這兩個多載的差異點跟Select一樣都是selector多了一個int的傳入參數，這個int就是每個元素的index
跟Select的不同之處在於SelectMany的selector的回傳值是一個帶有TResult型別元素的IEnumerable
雖然Selector吐回來的型別是IEnumerable<TResult>，可是回傳值依然是IEnumerable<TResult>，由此我們可以知道SelectMany有做扁平化的處理。
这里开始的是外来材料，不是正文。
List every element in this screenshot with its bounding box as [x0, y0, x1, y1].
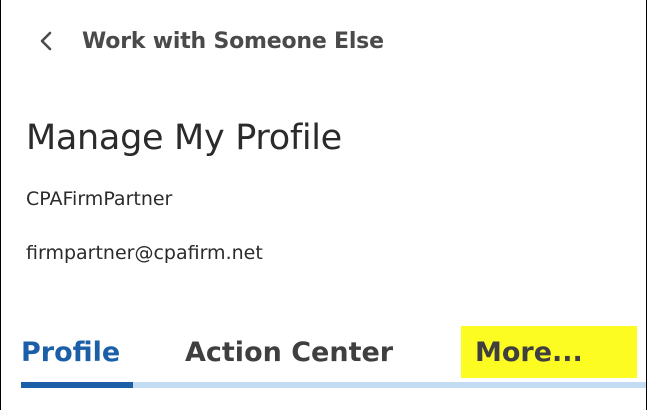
- tab-more[interactable]: More...: [461, 326, 637, 378]
- tab-active-indicator: [21, 382, 133, 388]
- page-title: Manage My Profile: [26, 118, 342, 158]
- tab-profile[interactable]: Profile: [21, 330, 120, 374]
- tab-bar: Profile Action Center More...: [21, 326, 646, 390]
- back-link[interactable]: Work with Someone Else: [36, 24, 384, 58]
- tab-action-center[interactable]: Action Center: [185, 330, 393, 374]
- user-email: firmpartner@cpafirm.net: [26, 242, 263, 264]
- chevron-left-icon[interactable]: [36, 29, 56, 53]
- user-name: CPAFirmPartner: [26, 188, 173, 210]
- back-link-label[interactable]: Work with Someone Else: [82, 29, 384, 54]
- profile-panel: Work with Someone Else Manage My Profile…: [0, 0, 647, 410]
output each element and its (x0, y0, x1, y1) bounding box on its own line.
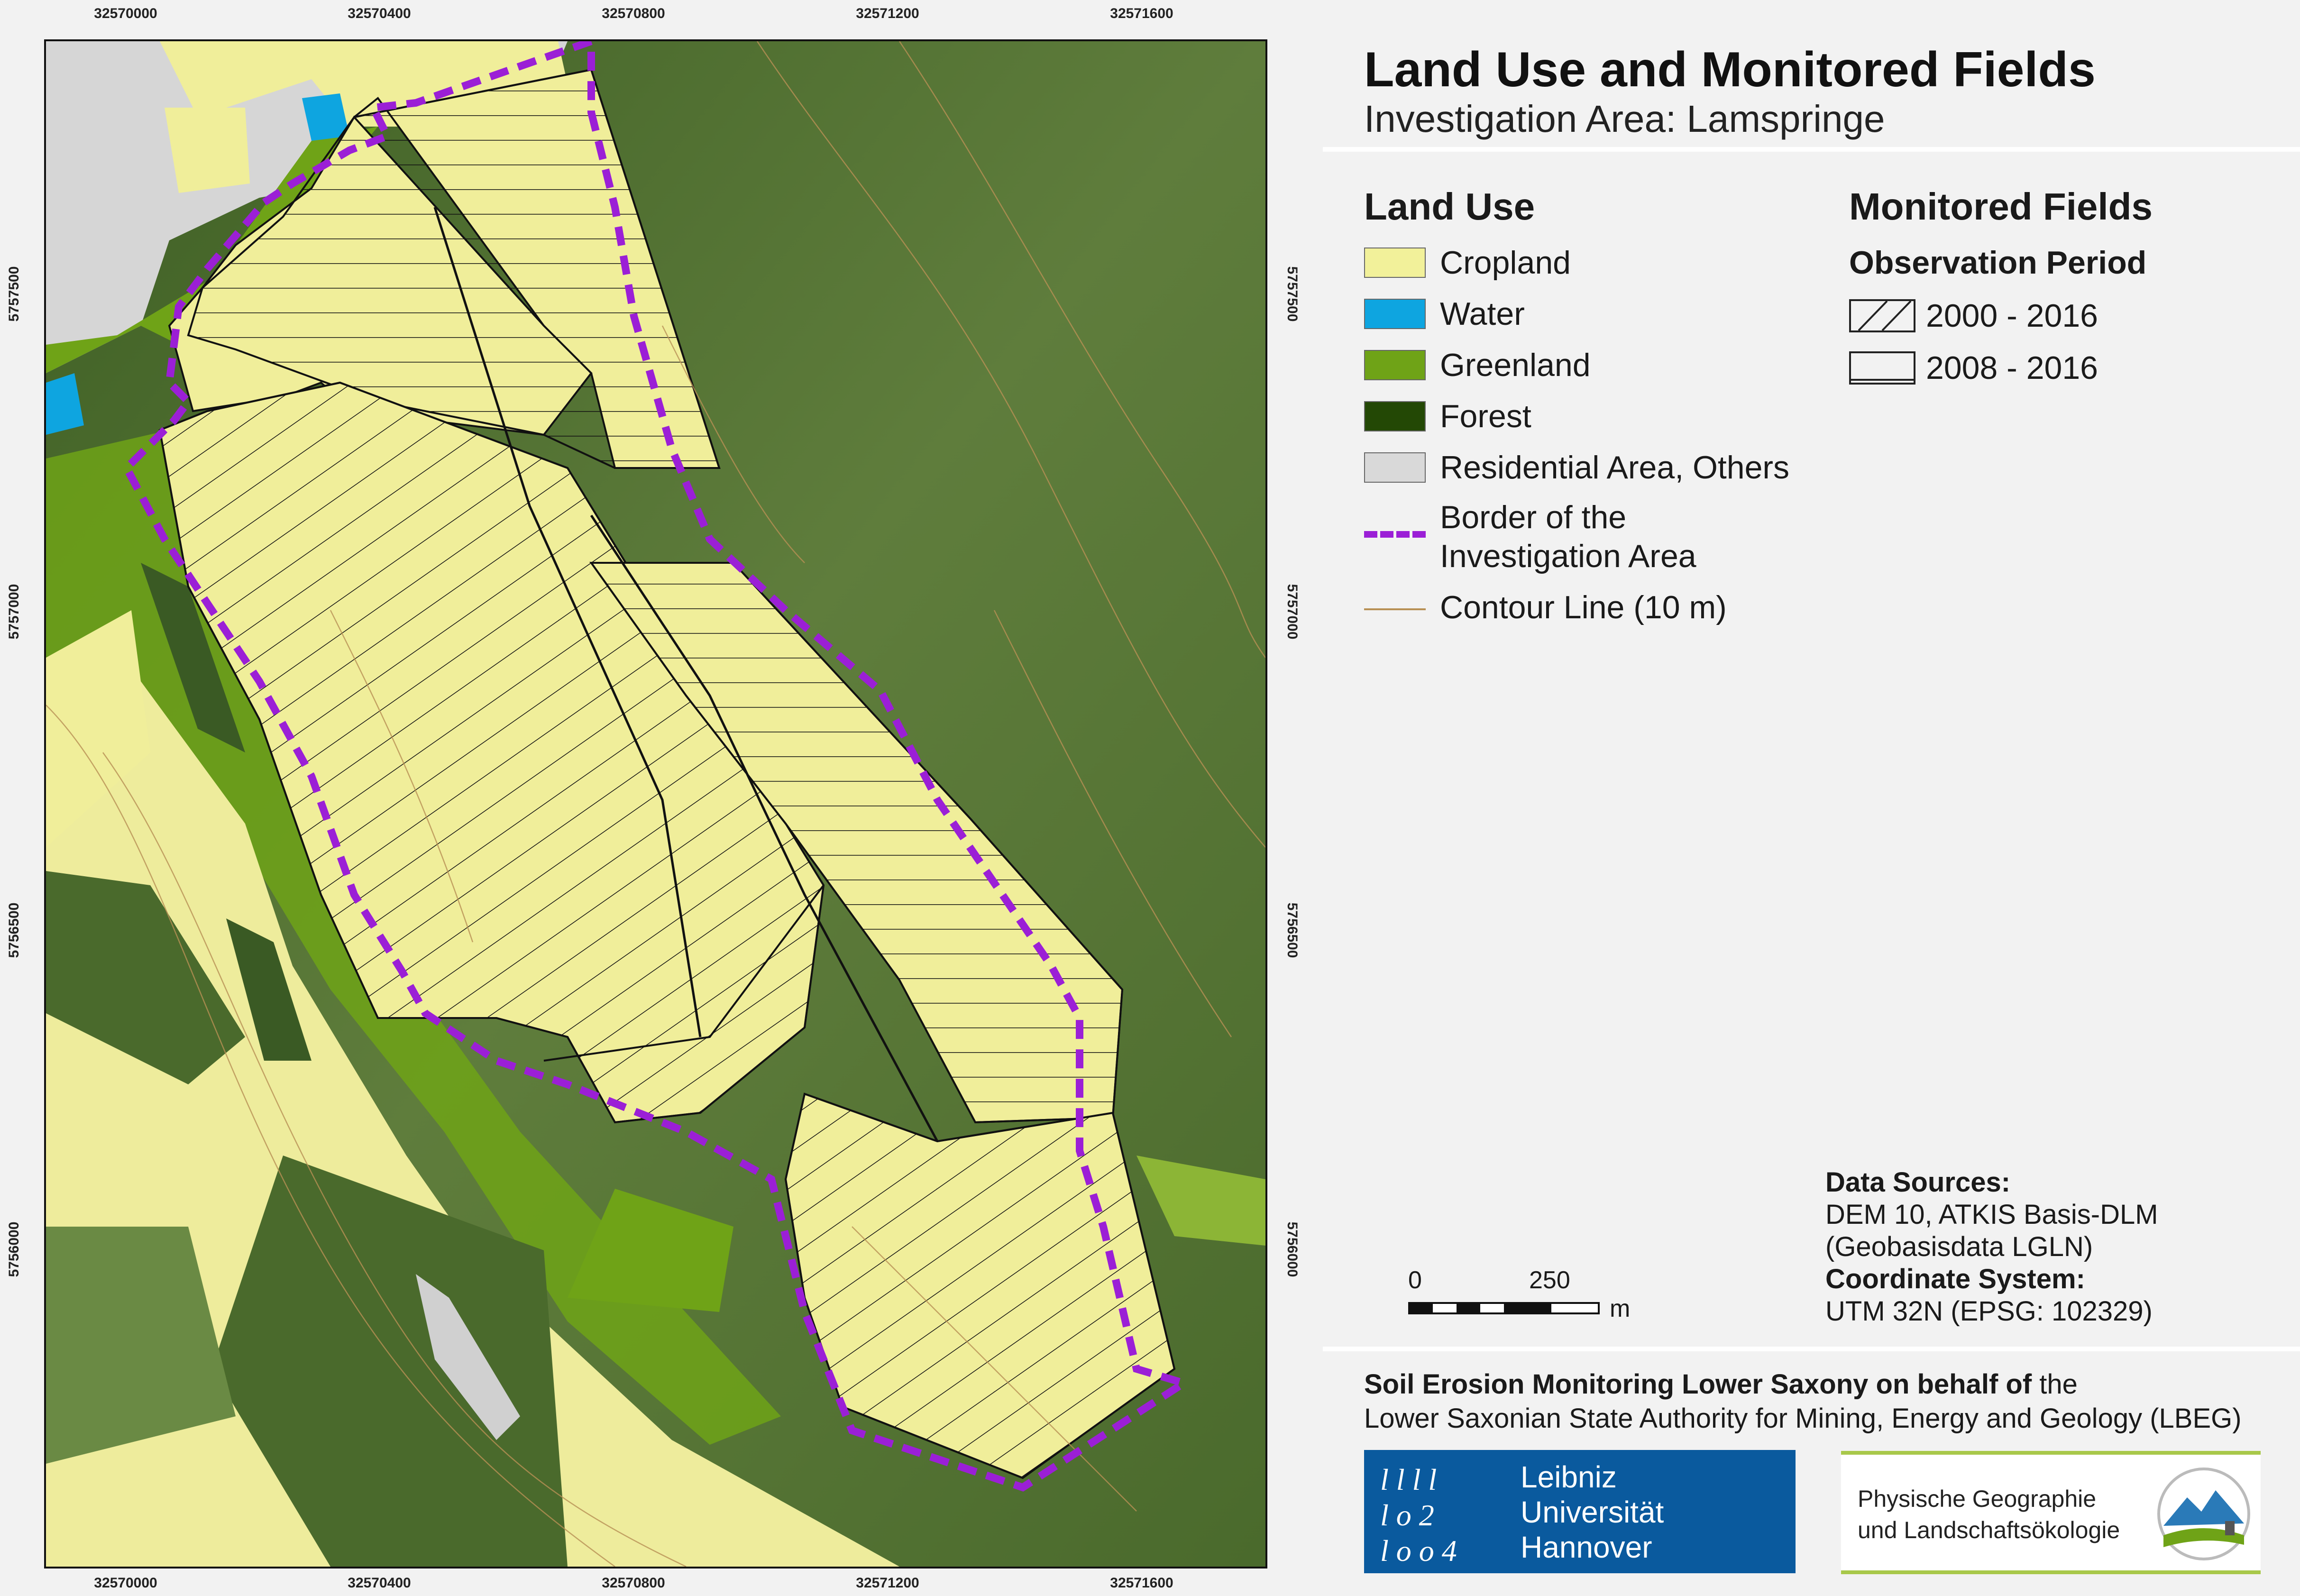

另外SelectMany還有兩個Selector的方法:

public static IEnumerable<TResult> SelectMany<TSource, TCollection, TResult>(
    this IEnumerable<TSource> source, 
    Func<TSource, IEnumerable<TCollection>> collectionSelector, 
    Func<TSource, TCollection, TResult> resultSelector);

public static IEnumerable<TResult> SelectMany<TSource, TCollection, TResult>(
    this IEnumerable<TSource> source, 
    Func<TSource, int, IEnumerable<TCollection>> collectionSelector, 
    Func<TSource, TCollection, TResult> resultSelector);

這兩個方法的差別依然在多個index的傳入參數
這組方法跟上組方法的差異在於多了一個多了一個resultSelector，它可以傳入TSource(原本集合的每一個元素)及TCollection(子集合中的每一個元素)，讓我們可以讓主檔的資料跟明細的資料合為同一筆資料。

查詢運算式

在查詢運算式中並沒有SelectMany這個Expression，但是依照C# spec我們可以知道依然有Expression會轉換為SelectMany，請看下面的運算式:

from x1 in e1
from x2 in e2
select v

當有複數個from時會轉為下面這樣的運算子:

( e1 ) . SelectMany( x1 => e2 , ( x1 , x2 ) => v )

當from後面不是接select時:

from x1 in e1
from x2 in e2
...

會轉為下面這樣將from取得的兩組資料都回傳:

from * in ( e1 ) . SelectMany( x1 => e2 , ( x1 , x2 ) => new { x1 , x2 } )
...

方法範例

下面是一個商店的物件:

class Store
{
    public string Name { get; set; }
    public string[] Products { get; set; }
}

資料如下，有兩間商店App Store跟Google Store:

Store[] stores = new Store[] 
{
    new Store()
    {
        Name = "App Store",
        Products = new string[] {"iPhone 8", "iPhone 8s", "iPhone X"}
    },
    new Store()
    {
        Name = "Google Store",
        Products = new string[] {"Pixel", "Pixel 2"}
    }
};

我們會用上述的資料做演練。

比較Select及SelectMany

範例程式

IEnumerable<string[]> selectQuery = stores.Select(store => store.Products);

IEnumerable<string> selectManyQuery = stores.SelectMany(store => store.Products);
// 等同於下面的Query Expression
//
// from store in stores
// from product in store.Products
// select product

Console.WriteLine("**Select**");
Console.WriteLine();

// Select要兩次迴圈
foreach (string[] products in selectQuery)
{
    foreach (string product in products)
    {
        Console.WriteLine(product);
    }
    Console.WriteLine();
}

Console.WriteLine("**SelectMany**");
Console.WriteLine();

// SelectMany一次迴圈
foreach (string product in selectManyQuery)
{
    Console.WriteLine(product);
}
Console.WriteLine();

執行結果

**Select**

iPhone 8
iPhone 8s
iPhone X

Pixel
Pixel 2

**SelectMany**

iPhone 8
iPhone 8s
iPhone X
Pixel
Pixel 2

這裡可以看到Select的結果並沒有打平，可是SelectMany有，我們可以用SelectMany輕易的處理像store這樣的master/details(主檔/明細檔)結構。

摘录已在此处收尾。